L’INVASION DE L’AMÉRIQUE PAR COLOMB

  • Maîtrise des vents en fonction des saisons, ce qui fait qu’ils se dirigent plus précisément, n’importe quand.
  • Les Iles Madères de l’Atlantique sont utilisées comme laboratoire, approvisionnement, pour l’esclavagisme et pour des expériences coloniales. La disparition des indigènes se fera en moins de 100 ans (typhus, peste). L’abandon du territoire, la déforestation, l’érosion par les vents = pas de bonnes conditions écologiques pour installer une population.
  • L’île d’Ispagnola (Haïti) = population indigène
  1. 1492 = 500 000
  2. 1508 = 60 000
  3. 1542 = 2 000
  • Le déclin est causé par l’établissement de la population européenne. L’île devient un réservoir de germes pour les indigènes qui ne sont pas immunisés.
  • Population en Amérique (avec Européens, africains, indigènes, autochtones, métis…)
  1. 1570 – » 150 000
  2. 1620 – » 450 000
  • Nombre d’Européens à embarquer vers l’Amérique
  1. 1500 – » 250 000
  2. 1600 – » 450 000
  3. 1700 – » 50 000
  • Il y a alors génocide involontaire des indigènes, car les espagnols arrivent en trop grand nombre. Ce n’est évidemment pas voulu, car il y aura un manque de main d’œuvre énorme pour les européens.
  • 1500-1800 = 10 M d’esclaves dont 6 M en 1700. Provenance : 60% Brésil 40% Caraïbes
  • Disparition des conucos (agriculture) = signe de dégradation d’Ispagnola. Les populations ne sont plus autosuffisantes.
  • Les Amérindiens meurent des maladies des Européens, mais pas le contraire. Pourquoi ?
  • Pour les 2 sociétés, il y a partage de micro-organismes et résistance co-écologique évoluant avec les mêmes gênes. Ils ont donc tous eu une adaptation immunitaire à des maladies anciennes.
  • Cependant, les animaux, réservoir d’infection, transfèrent leurs maladies aux humains en Europe et pas en Amérique. En Europe, il y a élevage à proximité des humains et on se nourrit essentiellement de ces mêmes animaux. Les types d’animaux, porteurs de différentes maladies, et le type de relation avec ceux-ci ne sont pas les mêmes en Europe et en Amérique.

UNIFICATION ANIMALE

1- animaux indigènes (dindon, lama, chien, cobaye…)

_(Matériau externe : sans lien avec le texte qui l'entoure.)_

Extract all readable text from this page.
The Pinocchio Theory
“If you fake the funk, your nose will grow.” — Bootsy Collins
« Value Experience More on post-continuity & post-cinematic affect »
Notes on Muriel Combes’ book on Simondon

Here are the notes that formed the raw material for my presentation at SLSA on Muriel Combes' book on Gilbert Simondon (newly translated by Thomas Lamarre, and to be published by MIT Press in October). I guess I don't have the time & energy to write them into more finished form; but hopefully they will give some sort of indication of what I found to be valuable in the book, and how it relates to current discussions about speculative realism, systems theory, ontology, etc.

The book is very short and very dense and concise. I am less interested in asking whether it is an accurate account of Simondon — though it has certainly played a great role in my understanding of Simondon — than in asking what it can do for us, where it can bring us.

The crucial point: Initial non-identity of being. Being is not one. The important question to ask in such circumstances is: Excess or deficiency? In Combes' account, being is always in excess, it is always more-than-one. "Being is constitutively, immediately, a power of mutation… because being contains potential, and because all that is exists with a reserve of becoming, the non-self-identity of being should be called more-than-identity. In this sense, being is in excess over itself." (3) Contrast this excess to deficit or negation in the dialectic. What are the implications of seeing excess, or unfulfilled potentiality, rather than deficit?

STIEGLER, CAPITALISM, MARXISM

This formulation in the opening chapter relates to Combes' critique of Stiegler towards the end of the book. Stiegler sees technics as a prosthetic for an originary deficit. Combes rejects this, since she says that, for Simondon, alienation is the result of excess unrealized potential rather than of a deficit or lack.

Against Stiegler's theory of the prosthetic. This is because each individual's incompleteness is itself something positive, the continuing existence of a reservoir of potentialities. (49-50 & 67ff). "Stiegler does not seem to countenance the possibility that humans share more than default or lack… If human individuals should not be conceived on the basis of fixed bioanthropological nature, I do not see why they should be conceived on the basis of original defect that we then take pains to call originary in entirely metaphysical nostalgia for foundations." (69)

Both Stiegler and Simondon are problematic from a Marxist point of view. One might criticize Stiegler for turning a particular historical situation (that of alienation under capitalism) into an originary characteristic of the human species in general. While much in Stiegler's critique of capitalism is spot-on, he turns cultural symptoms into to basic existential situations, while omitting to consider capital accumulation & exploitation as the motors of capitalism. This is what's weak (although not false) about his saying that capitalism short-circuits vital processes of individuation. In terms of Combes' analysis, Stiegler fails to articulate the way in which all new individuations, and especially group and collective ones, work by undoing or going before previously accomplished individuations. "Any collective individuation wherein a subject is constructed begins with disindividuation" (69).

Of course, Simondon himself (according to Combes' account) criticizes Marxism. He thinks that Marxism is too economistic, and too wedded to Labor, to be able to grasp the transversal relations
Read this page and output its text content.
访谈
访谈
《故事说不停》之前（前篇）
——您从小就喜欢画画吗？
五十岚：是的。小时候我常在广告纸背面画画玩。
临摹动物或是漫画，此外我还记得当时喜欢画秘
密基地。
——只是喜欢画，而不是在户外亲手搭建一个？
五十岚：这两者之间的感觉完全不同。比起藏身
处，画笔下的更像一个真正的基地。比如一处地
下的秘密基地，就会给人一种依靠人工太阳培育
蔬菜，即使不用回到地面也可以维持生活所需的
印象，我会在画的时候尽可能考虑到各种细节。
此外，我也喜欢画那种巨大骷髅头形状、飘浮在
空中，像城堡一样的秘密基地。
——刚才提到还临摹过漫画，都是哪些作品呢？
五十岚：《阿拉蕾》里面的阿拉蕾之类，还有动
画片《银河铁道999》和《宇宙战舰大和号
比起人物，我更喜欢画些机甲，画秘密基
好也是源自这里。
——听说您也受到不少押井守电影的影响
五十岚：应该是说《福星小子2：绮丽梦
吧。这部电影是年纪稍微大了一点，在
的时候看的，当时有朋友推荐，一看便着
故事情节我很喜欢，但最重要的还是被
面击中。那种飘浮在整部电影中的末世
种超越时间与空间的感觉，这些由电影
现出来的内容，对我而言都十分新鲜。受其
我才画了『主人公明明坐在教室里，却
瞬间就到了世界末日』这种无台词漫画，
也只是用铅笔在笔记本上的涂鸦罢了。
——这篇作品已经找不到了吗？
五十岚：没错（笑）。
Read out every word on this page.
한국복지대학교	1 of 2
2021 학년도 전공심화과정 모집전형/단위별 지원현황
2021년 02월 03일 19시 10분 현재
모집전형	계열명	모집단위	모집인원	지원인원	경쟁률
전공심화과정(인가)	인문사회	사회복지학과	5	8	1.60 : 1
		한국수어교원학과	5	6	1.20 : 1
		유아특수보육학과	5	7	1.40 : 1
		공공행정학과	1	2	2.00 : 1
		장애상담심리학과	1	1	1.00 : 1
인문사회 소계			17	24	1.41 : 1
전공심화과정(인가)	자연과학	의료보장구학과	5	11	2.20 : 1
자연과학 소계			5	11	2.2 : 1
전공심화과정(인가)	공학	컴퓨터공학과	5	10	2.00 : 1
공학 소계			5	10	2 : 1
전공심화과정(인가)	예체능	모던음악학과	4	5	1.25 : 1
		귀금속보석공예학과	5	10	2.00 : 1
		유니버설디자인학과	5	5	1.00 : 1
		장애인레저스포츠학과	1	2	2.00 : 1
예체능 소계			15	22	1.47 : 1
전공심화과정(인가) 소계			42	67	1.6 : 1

  • Seul le dindon se retrouve en Europe

2- animaux européens

  • Sur l’île d’Ispagnola, il y a des porcs, vaches et chèvres. Il y a aussi 48 M de bœufs en Argentine. Ces animaux ont 2 fonctions : supporter la population allochtone et constituer un réservoir de maladies.

3-animaux néfastes

  • Le rat et le lapin, servant de nourriture, mais résistant et envahissant, affectent les populations autochtones et européennes en dévastant le territoire et le paysage. Le cheval est utile pour la chasse et la vache pour son lait, son cuir, sa viande, mais ils détruisent les pâturages.

UNIFICATION BOTANIQUE

1- Amérique à Europe

  • Aliments de base et plantes industrielles

2- Europe à Amérique

  • Beaucoup de choses pour supporter les européens en Amérique en leur offrant la possibilité d’avoir accès à leurs cultures de base et/ou pour développer des colonies.
  • L’Amérique a apporté beaucoup à l’Europe, mais l’Europe a envahit l’Amérique.
  • Unification botanique pour
  1. -recréer un paysage
  2. -travail d’acclimatation
  3. -circulation des plantes
  • Cela justifie les nombreux jardins botaniques
  • Mauvaises herbes : capacité de se défendre de façon agressive, peut rendre malade ou tuer les animaux. Il y aura domestication des mauvaises herbes en réalisant leurs propriétés nutritives.
  • Définition d’unification botanique : échange de plantes qui transforment l’écosystème. Elle joue un rôle sur le plan démographique pour la nourriture.
  • Le domaine pharmaceutique va relancer le commerce des plantes.

ESPÈCES INVASIVES

  • Ces espèces arrivent généralement dans des milieux où elles n’ont pas de prédateurs et croissent rapidement.
  • La salikère pourpre : s’est répandue rapidement grâce au développement du réseau routier. Croît dans les fossés près des autoroutes.
  • Le mildiou de la pomme de terre : c’est un champignon qui attaque les patates.
  • Les plantes et les insectes co-évoluent ensemble ou pas et peuvent finir par tout détruire (phylloxera).